Wednesday 7 March 2007

Thoughts on playing DnD

I love DnD, I really do. However, let's be honest, not a lot of roleplaying actually goes on in it. You roll up your character. Your class tells you how you kill monsters, and hence which attributes you use. If you're a Fighter, Barbarian or Paladin, you pummel them. If you're a Sorcerer or Wizard, you cast magic missile at them. If you're a rogue, you sneak up from behind and stick them with a knife. If you're a Ranger or Druid your animal companion rips their throat out. There are two support classes, Clerics to heal and Bards to buff. That's about it.
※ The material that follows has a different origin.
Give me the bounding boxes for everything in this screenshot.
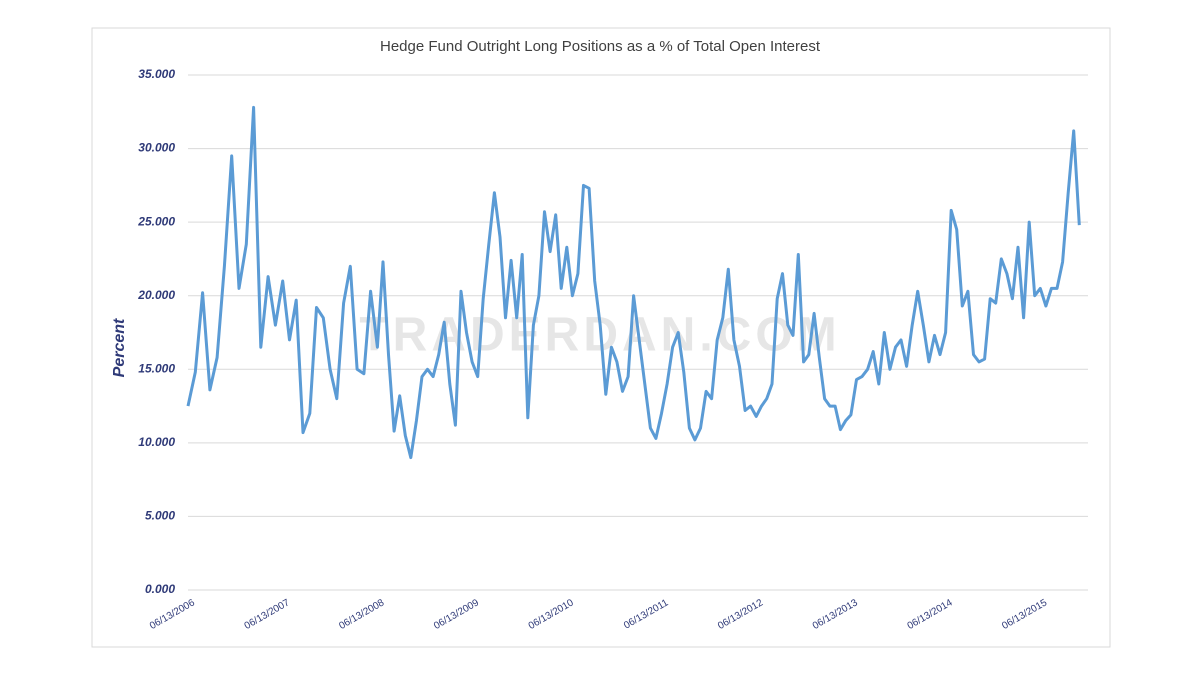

You then choose skills. There are about four skills you actually use. Spot/Move silently/Heal/Bluff. That is about it.

You then decide feats. Feats give you handy ways to increase your killing or surviving powers. Either you take a feat like Cleave, allowing you to kill another monster after this one, or a feat like Lightning Reflexes, allowing you to survive a trap.

You then fall into a pattern which goes something like this: Get plot hook, go to dungeon, empty first floor, loot corpse, kill monster, kill monster, find treasure, go to level two, kill slightly harder monster.................find dungeon boss, kill dungeon boss, go back to town, hand in dungeon boss's ear to plot hook giver, get new plot hook...repeat.
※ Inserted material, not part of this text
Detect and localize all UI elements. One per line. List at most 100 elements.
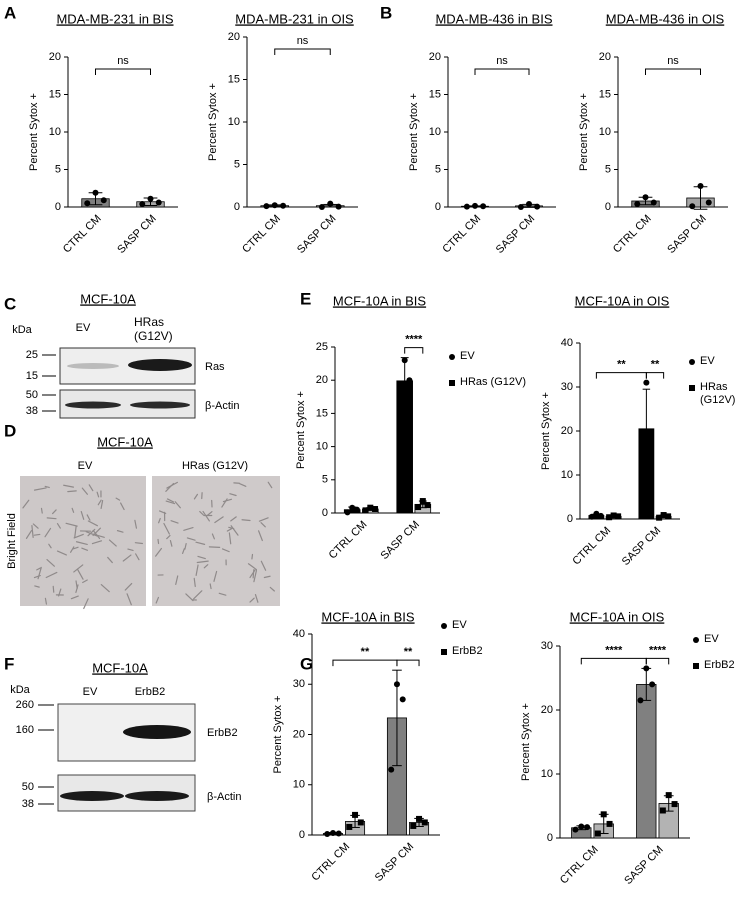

I'm kidding to an extent. I have played brilliantly scripted campaigns with exellent storylines and superb villains. However, a lot of them can still be broken down to this basic formula.

That said, put a D20 in my hand and tell me my attack bonus and damage, and that dice will be rolled before you can blink.
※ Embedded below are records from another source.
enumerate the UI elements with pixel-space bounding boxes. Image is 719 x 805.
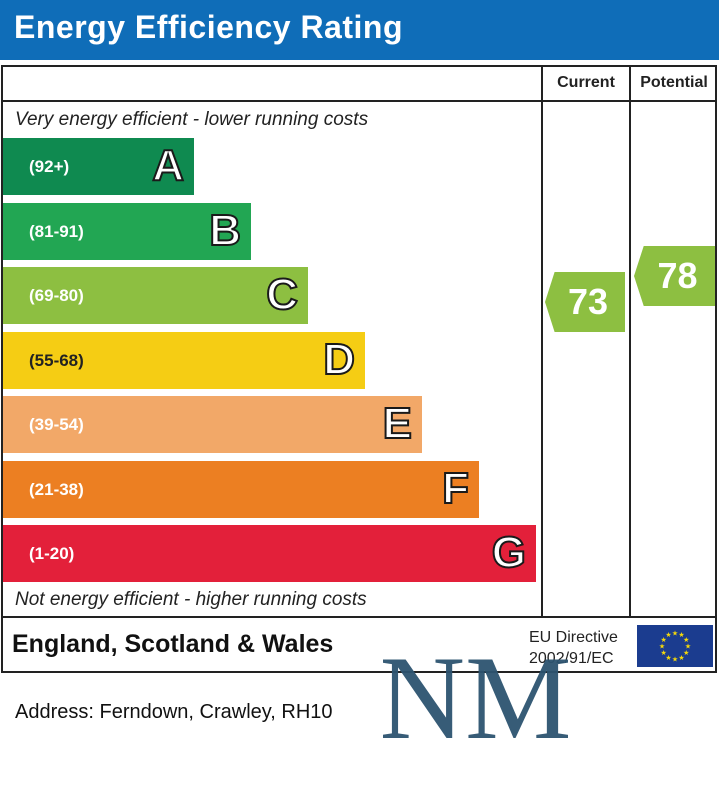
band-a-range: (92+)	[29, 157, 70, 176]
potential-rating-arrow: 78	[634, 246, 715, 306]
eu-star: ★	[672, 656, 678, 664]
eu-star: ★	[661, 636, 667, 644]
eu-directive-line2: 2002/91/EC	[529, 650, 614, 667]
band-f-letter: F	[441, 463, 470, 514]
band-f-range: (21-38)	[29, 479, 84, 499]
band-d-range: (55-68)	[29, 350, 84, 370]
address-text: Address: Ferndown, Crawley, RH10	[15, 701, 333, 723]
band-b: (81-91) B	[3, 202, 251, 260]
band-d-letter: D	[322, 334, 356, 385]
band-e: (39-54) E	[3, 396, 422, 453]
column-current-label: Current	[557, 74, 615, 91]
header-bar: Energy Efficiency Rating	[0, 0, 719, 60]
eu-flag-icon: ★ ★ ★ ★ ★ ★ ★ ★ ★ ★ ★ ★	[637, 625, 713, 667]
band-c-range: (69-80)	[29, 286, 84, 305]
logo-text: NM	[383, 640, 568, 745]
nm-logo: NM	[383, 640, 568, 745]
region-label: England, Scotland & Wales	[12, 630, 334, 658]
eu-star: ★	[683, 636, 689, 644]
band-c: (69-80) C	[3, 267, 308, 324]
potential-rating-value: 78	[657, 255, 698, 296]
footer-divider	[1, 616, 717, 618]
header-divider	[1, 100, 717, 102]
current-rating-arrow: 73	[545, 272, 625, 332]
band-e-letter: E	[382, 398, 413, 449]
eu-star: ★	[659, 643, 665, 651]
divider-current	[541, 65, 543, 617]
divider-potential	[629, 65, 631, 617]
page-title: Energy Efficiency Rating	[14, 9, 403, 45]
note-efficient: Very energy efficient - lower running co…	[15, 109, 369, 130]
eu-star: ★	[683, 649, 689, 657]
eu-directive-text: EU Directive 2002/91/EC	[529, 627, 618, 669]
band-e-range: (39-54)	[29, 415, 84, 434]
eu-star: ★	[665, 631, 671, 639]
note-inefficient: Not energy efficient - higher running co…	[15, 589, 367, 610]
eu-star: ★	[665, 654, 671, 662]
eu-star: ★	[678, 654, 684, 662]
band-f: (21-38) F	[3, 460, 479, 518]
eu-star: ★	[685, 643, 691, 651]
band-a-letter: A	[151, 140, 185, 191]
eu-star: ★	[672, 630, 678, 638]
band-d: (55-68) D	[3, 331, 365, 389]
eu-star: ★	[661, 649, 667, 657]
eu-star: ★	[678, 631, 684, 639]
band-b-range: (81-91)	[29, 221, 84, 241]
rating-frame	[1, 65, 717, 673]
eu-directive-line1: EU Directive	[529, 629, 618, 646]
column-potential-label: Potential	[640, 74, 708, 91]
band-b-letter: B	[208, 205, 242, 256]
band-g-letter: G	[491, 527, 527, 578]
band-a: (92+) A	[3, 138, 194, 195]
band-g-range: (1-20)	[29, 544, 75, 563]
current-rating-value: 73	[567, 281, 609, 322]
band-c-letter: C	[265, 269, 299, 320]
band-g: (1-20) G	[3, 525, 536, 582]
So, if you don't play DnD for the story, what do you play it for? Partly it's a social thing. Six or seven people sit around a table making endless jokes and snide comments for four hours. Roleplay happens, but in a jokey, lighthearted way. Partly it's as simple as the fact that many-sided dice are so incredibly fun to roll. A D20 is a lovely thing, and rolling it is almost a spiritual experience. One of the reasons why games like Neverwinter Nights can never match up to table-top is simply because of the lack of dice. Finally, DnD allows you to be nothing more than a fighter with a sword hacking his way through an endless swarm of goblins. We have always wanted to do that at some point.

Other systems are much better for roleplaying. Look at the World of Darkness Storyteller System, which encourages playing a role much more. However, none have quite the same effect on me as DnD. I don't know why that is.